5. A Systemic Decision-Support Framework

Abstract
Chapter 5, A Systemic Decision-Support Framework, establishes key and contextual questions related to each component of STEEP as a framework to guide decision-making at all scales on a systemically connected basis. This framework is proposed to inform decision-making from a systemic context in pursuit of genuinely sustainable, resource-conserving and equitable, regenerative socio-ecological systems, or at least to promote progress from current practice towards that ideal goal cognisant of shortfalls and areas for further research, reform and improvement.
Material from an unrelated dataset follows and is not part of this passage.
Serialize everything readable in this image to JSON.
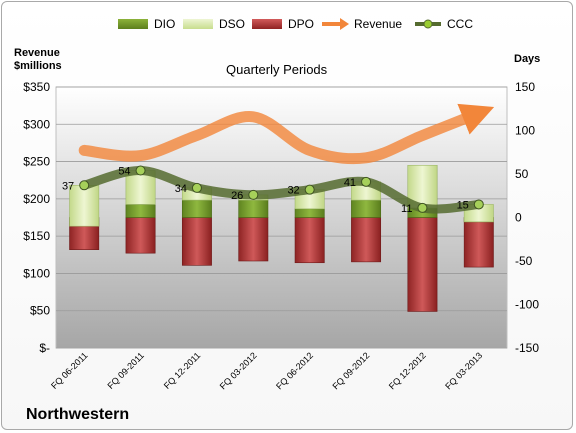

The framework has relevance to decision-making across all major societal policy areas, the chapter providing applied examples not only within policy areas but importantly of integration between them.
Mark Everard

6. Epilogue: Rebuilding the Earth—Yes, We Can!

Abstract
Chapter 6, Epilogue: Rebuilding the Earth—Yes, We Can! emphasises that this is all about culture change, addressed with the optimism that regenerative change is already happening in scattered instances across the world. These exemplars can teach us much about how to rethink our decisions at international, national, state and right down to highly localised scales, and to achieve coherence between all these scales. Action at all levels, and from all sectors of society, is required to rebuild the metaphorical ark of natural species, processes and ecosystem services supporting continuing human security and wellbeing.